It has been a while since we had a nice list, so here is one on a subject I rarely touch — Extraction, Transformation and Load technology.
Full disclosure: I have seven years of Informatica ETL development experience, and aside from a brief flirtation with OWB some years ago (in which I was unimpressed) I have hands-on experience of no other tools. I have heard many of these sentiments echoed elsewhere, though.
So here are some reasons why third party ETL tools are inferior to in-database transformation, IMHO.
- They require little database expertise to use: This sounds at first blush like an advantage, but knowledge of the graphical interface used for generating transformations can mask a shallow appreciation of the performance enhancing internal mechanisms of the database, such as bulk operations, parallelism, partitioning etc.. When a performance problem arises you are into a multiperson analysis which is less efficient, more time consuming and potentially divisive. Another issue, particularly for smaller teams, is that dividing the expertise between database people and ETL people can require higher staffing levels — instead of a DBA and two database developers (who can at a pinch substitute for the DBA on vacations and sick days) you need a DBA, a developer and two ETL developers. You can still find yourself in a bind with one member of staff on leave and no margin of safety in case of illness or other duties.
- They are generally not good at bulk operations as the database: Bulk, nologging operations are the number one performance enhancer for data warehouse loads, and your external ETL tool may not allow them, or may make it tricky to tell whether they are being used through requiring multiple configuration items to be set.
- You will have to use some in-database transformations anyway: Related to issue number one. Your ETL developer may be unqualified to do this work, yet it is almost always going to be required. Gathering statistics, refreshing materialized views or other precalculated result sets, disabling and rebuilding indexes …
- They don’t know as much about the data as the database does: We expend a lot of effort in making sure that the database knows as much about the data as possible. Row counts, average row lengths, cardinalities, foreign keys, unique keys, dimensions etc. all allow the database to make the most efficient choices in optimizing operations. Your ETL tool rarely will take advantage of these features. Indeed when it starts to read data it often has no idea whether it will read 10 rows or 10 million … how can it make a choice on an efficient join mechnism under those circumstances?
- Database functionality has expanded to encompass many ETL tasks: Not by coincidence, Oracle has many features that now make it a very efficient load-and-transform tool. Full outer joins, external tables, analytic functions, regular expressions … every one of these helps to kick the feet out from under the external tool market.
- Difficult transaction control: External tools generally enforce coding in units across which transactions cannot span. You are often forced into smaller transactions than is ideal, leading to more complex recovery mechanisms in the event of a processing failure.

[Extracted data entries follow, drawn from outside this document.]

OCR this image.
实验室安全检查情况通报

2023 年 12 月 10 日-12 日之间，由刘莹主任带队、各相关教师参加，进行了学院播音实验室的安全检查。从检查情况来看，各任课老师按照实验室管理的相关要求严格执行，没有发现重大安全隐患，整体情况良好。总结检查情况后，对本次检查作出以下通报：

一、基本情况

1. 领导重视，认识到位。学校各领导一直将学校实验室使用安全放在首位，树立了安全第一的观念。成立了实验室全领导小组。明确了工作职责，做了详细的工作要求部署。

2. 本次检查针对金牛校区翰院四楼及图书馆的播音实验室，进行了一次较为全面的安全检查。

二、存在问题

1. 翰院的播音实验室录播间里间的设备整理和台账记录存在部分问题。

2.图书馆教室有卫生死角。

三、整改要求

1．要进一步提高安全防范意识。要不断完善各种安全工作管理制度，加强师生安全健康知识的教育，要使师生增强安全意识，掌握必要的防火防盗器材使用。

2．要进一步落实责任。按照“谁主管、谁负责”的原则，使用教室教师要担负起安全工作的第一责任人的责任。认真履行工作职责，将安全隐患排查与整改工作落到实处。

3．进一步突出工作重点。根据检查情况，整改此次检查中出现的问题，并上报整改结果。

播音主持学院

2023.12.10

- External tools do not have a performance analysis interface as well developed as Oracle’s: Good luck looking for a wait interface. A performance problem can be in the tool, in the database, in the network …. Interestingly, despite being allegedly easier to use the creation of a performance test case on an external ETL tool can be a very tricky and time-consuming proposition. If you recall back in the days when everyone was using BCHRs and rules of thumb for Oracle performance tuning, that is where ETL tools are today. Scary, huh?
- Hardware issues: Buy separate hardware and pay the price, or host the tool on the database hardware and be unable to load share effectively between them? Poor database performance? Sorry, the ETL tool is using all your resources right now. High hardware costs? Sorry, the ETL tool needs it to avoid contention with the database, but sits idle twelve hours a day.

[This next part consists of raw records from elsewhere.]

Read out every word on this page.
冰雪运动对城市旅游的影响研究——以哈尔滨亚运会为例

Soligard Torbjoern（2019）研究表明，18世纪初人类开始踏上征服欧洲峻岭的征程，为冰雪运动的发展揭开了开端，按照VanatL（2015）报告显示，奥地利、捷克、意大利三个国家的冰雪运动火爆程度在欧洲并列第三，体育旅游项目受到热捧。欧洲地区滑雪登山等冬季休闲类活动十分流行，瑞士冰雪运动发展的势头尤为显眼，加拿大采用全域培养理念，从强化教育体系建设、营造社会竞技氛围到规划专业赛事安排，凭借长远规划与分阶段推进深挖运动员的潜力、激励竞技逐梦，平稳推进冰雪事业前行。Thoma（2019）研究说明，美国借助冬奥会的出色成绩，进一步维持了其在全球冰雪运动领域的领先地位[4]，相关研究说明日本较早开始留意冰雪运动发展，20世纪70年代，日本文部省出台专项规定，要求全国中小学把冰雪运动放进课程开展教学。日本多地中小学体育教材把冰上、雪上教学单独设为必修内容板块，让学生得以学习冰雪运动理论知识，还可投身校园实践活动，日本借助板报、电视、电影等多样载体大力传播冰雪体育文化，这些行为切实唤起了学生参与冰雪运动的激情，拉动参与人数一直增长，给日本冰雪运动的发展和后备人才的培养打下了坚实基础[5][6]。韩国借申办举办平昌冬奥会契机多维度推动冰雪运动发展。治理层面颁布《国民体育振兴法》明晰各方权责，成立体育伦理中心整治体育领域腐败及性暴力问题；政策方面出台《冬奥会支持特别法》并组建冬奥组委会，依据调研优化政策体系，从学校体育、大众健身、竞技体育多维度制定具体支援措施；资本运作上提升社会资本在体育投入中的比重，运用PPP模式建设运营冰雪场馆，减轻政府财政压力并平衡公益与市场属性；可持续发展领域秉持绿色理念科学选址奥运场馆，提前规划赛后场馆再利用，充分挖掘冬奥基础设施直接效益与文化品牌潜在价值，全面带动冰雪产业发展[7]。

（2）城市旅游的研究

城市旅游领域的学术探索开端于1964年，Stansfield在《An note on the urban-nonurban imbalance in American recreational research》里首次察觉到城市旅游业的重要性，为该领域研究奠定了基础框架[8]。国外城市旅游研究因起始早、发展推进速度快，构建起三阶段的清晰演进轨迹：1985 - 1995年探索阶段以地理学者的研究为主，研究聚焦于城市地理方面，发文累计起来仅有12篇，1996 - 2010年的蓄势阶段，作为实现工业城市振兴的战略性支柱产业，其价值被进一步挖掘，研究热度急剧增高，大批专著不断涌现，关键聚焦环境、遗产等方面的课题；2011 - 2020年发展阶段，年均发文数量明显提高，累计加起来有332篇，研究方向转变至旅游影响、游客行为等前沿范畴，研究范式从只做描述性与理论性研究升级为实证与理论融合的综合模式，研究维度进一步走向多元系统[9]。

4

- Purchase Costs: Have you seen the price of these things?
- Smaller user base: There are good resources out there in terms of forums, but precious few in comparison to Oracle.
- Lack of Source Control: (Late addition).When your ETL tool stores it’s configuration in a bunch of tables in a database repository, you are pretty much stuck with whatever source control they give you, including “none” or what I think of as “marketingware” (features that marketing need the software to include to be able to sell the product but which are little more than a unreliable stub feature). With text-based code you are free to use best practices and any tool you like — including, of course, “none”.
So, to summarise … higher staff costs, lower staff efficiency, poorer performance, less optimal processing, higher hardware costs, higher software costs … other contributions gratefully accepted, in particular experiences of 100% in-database processing.